But good lord, excluding 26 specific strings? As I said in a parallel thread, it may help to step back and explain in English what the ultimate goal is.
I'm sorry, I missed when you asked that in another thread! I didn't intentionally ignore it, I apologize for that.
In this particular case, I'm using Apache and matching the first section in REQUEST_URI, but want to exclude any real or virtual directory in the account. There are 21 real and 5 virtual directories.

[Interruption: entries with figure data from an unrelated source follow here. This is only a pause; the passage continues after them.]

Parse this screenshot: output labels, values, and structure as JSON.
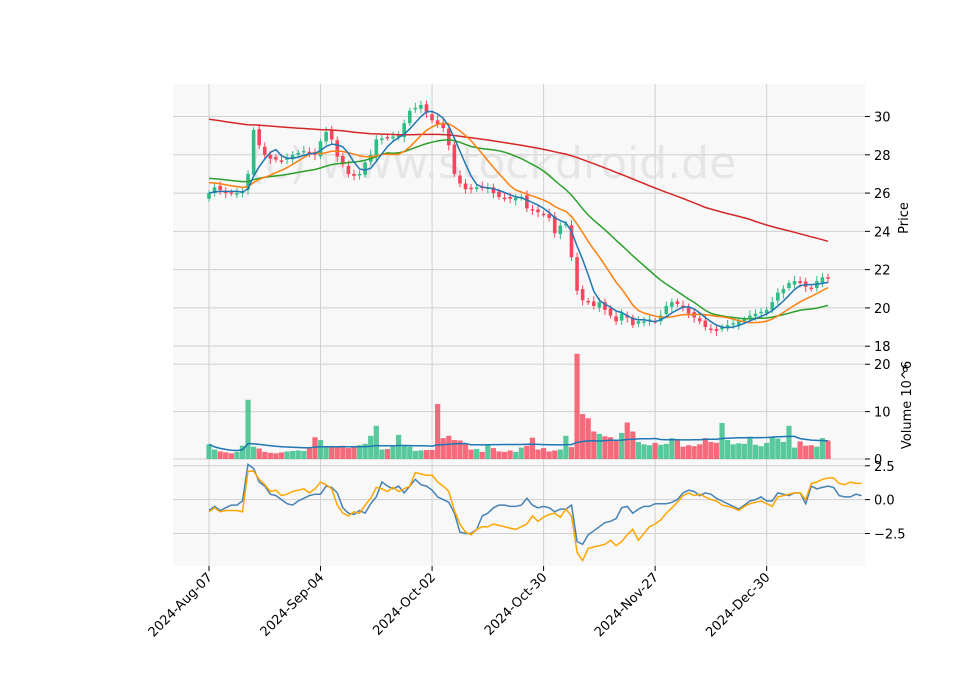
{
  "chart_data": {
    "type": "candlestick",
    "watermark": "(c) www.stockdroid.de",
    "x_labels": [
      "2024-Aug-07",
      "2024-Sep-04",
      "2024-Oct-02",
      "2024-Oct-30",
      "2024-Nov-27",
      "2024-Dec-30"
    ],
    "price_panel": {
      "ylabel": "Price",
      "ylim": [
        17.8,
        31.7
      ],
      "yticks": [
        "18",
        "20",
        "22",
        "24",
        "26",
        "28",
        "30"
      ],
      "ma_colors": {
        "ma_fast": "#1f77b4",
        "ma_mid": "#ff7f0e",
        "ma_slow": "#2ca02c",
        "ma_long": "#d62728"
      },
      "up_color": "#2ebd85",
      "down_color": "#f6465d",
      "close_anchors": [
        [
          0,
          26.0
        ],
        [
          1,
          26.3
        ],
        [
          3,
          26.0
        ],
        [
          5,
          26.0
        ],
        [
          6,
          26.1
        ],
        [
          7,
          27.0
        ],
        [
          8,
          29.3
        ],
        [
          9,
          28.5
        ],
        [
          10,
          28.0
        ],
        [
          11,
          27.8
        ],
        [
          13,
          27.7
        ],
        [
          15,
          28.0
        ],
        [
          17,
          28.2
        ],
        [
          19,
          28.0
        ],
        [
          20,
          28.7
        ],
        [
          21,
          29.2
        ],
        [
          22,
          28.8
        ],
        [
          23,
          27.9
        ],
        [
          24,
          27.5
        ],
        [
          25,
          27.0
        ],
        [
          26,
          26.9
        ],
        [
          27,
          27.0
        ],
        [
          28,
          27.6
        ],
        [
          29,
          28.0
        ],
        [
          30,
          28.8
        ],
        [
          32,
          28.9
        ],
        [
          34,
          29.0
        ],
        [
          36,
          30.3
        ],
        [
          38,
          30.6
        ],
        [
          40,
          29.8
        ],
        [
          42,
          29.4
        ],
        [
          43,
          28.5
        ],
        [
          44,
          27.0
        ],
        [
          45,
          26.5
        ],
        [
          46,
          26.2
        ],
        [
          48,
          26.3
        ],
        [
          50,
          26.3
        ],
        [
          51,
          26.0
        ],
        [
          52,
          25.8
        ],
        [
          54,
          25.7
        ],
        [
          56,
          25.8
        ],
        [
          57,
          25.2
        ],
        [
          58,
          25.1
        ],
        [
          60,
          24.9
        ],
        [
          61,
          24.7
        ],
        [
          62,
          23.9
        ],
        [
          63,
          24.3
        ],
        [
          64,
          24.4
        ],
        [
          66,
          20.9
        ],
        [
          67,
          20.4
        ],
        [
          68,
          20.3
        ],
        [
          69,
          20.1
        ],
        [
          70,
          20.3
        ],
        [
          71,
          19.9
        ],
        [
          72,
          19.6
        ],
        [
          73,
          19.3
        ],
        [
          74,
          19.7
        ],
        [
          75,
          19.5
        ],
        [
          76,
          19.1
        ],
        [
          77,
          19.3
        ],
        [
          78,
          19.3
        ],
        [
          79,
          19.4
        ],
        [
          80,
          19.3
        ],
        [
          81,
          19.6
        ],
        [
          82,
          20.1
        ],
        [
          83,
          20.3
        ],
        [
          84,
          20.2
        ],
        [
          85,
          20.0
        ],
        [
          86,
          19.7
        ],
        [
          87,
          19.5
        ],
        [
          88,
          19.3
        ],
        [
          89,
          19.0
        ],
        [
          90,
          18.9
        ],
        [
          91,
          18.8
        ],
        [
          92,
          19.0
        ],
        [
          93,
          19.1
        ],
        [
          94,
          19.2
        ],
        [
          95,
          19.3
        ],
        [
          96,
          19.4
        ],
        [
          97,
          19.6
        ],
        [
          98,
          19.7
        ],
        [
          99,
          19.8
        ],
        [
          100,
          19.9
        ],
        [
          101,
          20.3
        ],
        [
          102,
          20.8
        ],
        [
          103,
          21.0
        ],
        [
          104,
          21.3
        ],
        [
          105,
          21.4
        ],
        [
          106,
          21.3
        ],
        [
          107,
          21.1
        ],
        [
          108,
          21.0
        ],
        [
          109,
          21.4
        ],
        [
          110,
          21.6
        ]
      ]
    },
    "volume_panel": {
      "ylabel": "Volume  10^6",
      "ylim": [
        0,
        23
      ],
      "yticks": [
        "0",
        "10",
        "20"
      ],
      "line_color": "#1f77b4",
      "volumes": [
        3.1,
        2.0,
        1.6,
        1.4,
        1.2,
        1.5,
        2.8,
        12.5,
        2.6,
        2.2,
        1.5,
        1.3,
        1.2,
        1.4,
        1.6,
        1.7,
        1.8,
        1.7,
        2.4,
        4.6,
        4.0,
        2.6,
        2.7,
        2.5,
        2.8,
        2.3,
        2.6,
        2.9,
        3.2,
        4.9,
        7.0,
        2.0,
        2.1,
        2.6,
        5.1,
        2.9,
        2.6,
        1.7,
        1.8,
        1.9,
        1.9,
        11.6,
        4.4,
        4.9,
        4.0,
        3.9,
        3.2,
        2.0,
        2.1,
        1.5,
        3.1,
        2.3,
        1.6,
        1.5,
        1.8,
        1.5,
        2.4,
        2.8,
        4.5,
        2.0,
        2.3,
        1.6,
        1.8,
        2.0,
        4.9,
        2.5,
        22.2,
        9.5,
        8.6,
        5.8,
        5.3,
        4.8,
        4.6,
        4.1,
        5.5,
        7.7,
        5.8,
        3.6,
        3.1,
        2.9,
        3.4,
        3.0,
        3.2,
        4.4,
        3.9,
        2.6,
        2.9,
        2.7,
        3.1,
        4.4,
        3.6,
        3.4,
        7.6,
        4.0,
        3.1,
        3.3,
        3.2,
        4.4,
        3.0,
        2.7,
        3.4,
        4.6,
        4.3,
        3.6,
        7.0,
        2.4,
        3.7,
        2.8,
        2.9,
        2.6,
        4.4,
        3.9
      ]
    },
    "indicator_panel": {
      "ylim": [
        -4.9,
        3.0
      ],
      "yticks": [
        "−2.5",
        "0.0",
        "2.5"
      ],
      "series_colors": {
        "line1": "#4682b4",
        "line2": "#ffa500"
      },
      "line1": [
        -0.8,
        -0.5,
        -0.8,
        -0.6,
        -0.4,
        -0.4,
        -0.1,
        2.6,
        2.3,
        1.3,
        1.0,
        0.4,
        0.3,
        0.0,
        -0.3,
        -0.4,
        -0.1,
        0.1,
        0.3,
        0.4,
        0.4,
        1.0,
        0.9,
        0.5,
        -0.6,
        -1.0,
        -1.1,
        -0.8,
        -1.0,
        -0.3,
        0.2,
        1.3,
        1.0,
        0.8,
        1.0,
        0.5,
        1.0,
        1.5,
        1.1,
        1.0,
        0.7,
        0.2,
        0.0,
        -0.2,
        -1.0,
        -2.4,
        -2.5,
        -2.5,
        -2.2,
        -1.2,
        -1.0,
        -0.6,
        -0.4,
        -0.4,
        -0.5,
        -0.5,
        -0.4,
        0.1,
        -0.4,
        -0.6,
        -0.5,
        -0.6,
        -0.9,
        -0.7,
        -0.7,
        -0.4,
        -3.1,
        -3.3,
        -2.6,
        -2.3,
        -2.0,
        -1.7,
        -1.6,
        -1.4,
        -0.6,
        -0.5,
        -1.0,
        -0.7,
        -0.5,
        -0.5,
        -0.3,
        -0.3,
        -0.3,
        -0.2,
        0.0,
        0.5,
        0.7,
        0.6,
        0.3,
        0.5,
        0.4,
        0.1,
        -0.1,
        -0.3,
        -0.5,
        -0.7,
        -0.4,
        -0.1,
        0.0,
        0.2,
        -0.1,
        -0.1,
        0.5,
        0.4,
        0.3,
        0.5,
        0.5,
        -0.3,
        1.0,
        0.8,
        0.9,
        1.0,
        0.9,
        0.3,
        0.2,
        0.2,
        0.4,
        0.3
      ],
      "line2": [
        -0.9,
        -0.6,
        -0.9,
        -0.8,
        -0.8,
        -0.8,
        -0.9,
        2.1,
        2.1,
        1.5,
        1.1,
        0.6,
        0.7,
        0.3,
        0.4,
        0.6,
        0.7,
        0.8,
        0.5,
        0.8,
        1.3,
        1.1,
        0.8,
        -0.4,
        -1.0,
        -1.2,
        -0.9,
        -1.0,
        -0.4,
        0.1,
        0.9,
        0.8,
        0.6,
        0.9,
        0.6,
        0.8,
        1.0,
        2.0,
        1.9,
        1.8,
        1.8,
        1.3,
        1.0,
        0.6,
        -0.8,
        -1.8,
        -2.4,
        -2.6,
        -2.2,
        -2.0,
        -2.0,
        -1.8,
        -1.9,
        -2.0,
        -2.1,
        -2.2,
        -2.0,
        -1.8,
        -1.2,
        -1.6,
        -1.3,
        -1.1,
        -1.0,
        -1.3,
        -0.7,
        -1.2,
        -3.9,
        -4.5,
        -3.6,
        -3.5,
        -3.4,
        -3.3,
        -3.0,
        -3.4,
        -3.1,
        -2.6,
        -2.2,
        -3.0,
        -2.5,
        -2.0,
        -1.8,
        -1.5,
        -1.0,
        -0.6,
        -0.2,
        0.3,
        0.5,
        0.3,
        0.4,
        0.2,
        0.0,
        -0.1,
        -0.4,
        -0.5,
        -0.6,
        -0.8,
        -0.5,
        -0.3,
        -0.2,
        -0.1,
        -0.3,
        -0.5,
        0.2,
        0.3,
        0.4,
        0.5,
        0.5,
        0.0,
        1.2,
        1.3,
        1.5,
        1.6,
        1.6,
        1.2,
        1.1,
        1.3,
        1.2,
        1.2
      ]
    }
  }
}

For example, I have a directory named "foo", and have "bar" rewritten to it. I know that I could use -d to test for "foo", but I'd still have to exclude "bar" manually. And I thought that -d might be slower to process than manually adding "foo" to the regex that already has to exist for "bar", but I'm not sure.
So if the user goes to
www.example.com/blerg/, I need to check whether "blerg" exists. If not, I take "blerg" and send it somewhere else. (Note, I know that I would need to have the ^/ in the match, too; I left it out for the sake of making the post easier to read)
But I've run across this issue in the past, too, so I was trying to be a little more generic for the sake of my own education.
I don't know if you're allowed to use lookaheads
It's my understanding that Apache uses PCRE, so I tested it in Perl. I had to wrap [A-Za-z] in ( ), too, and then it worked perfectly! :-D Thanks @lucy24, I still struggle with understanding lookaheads and lookbehinds.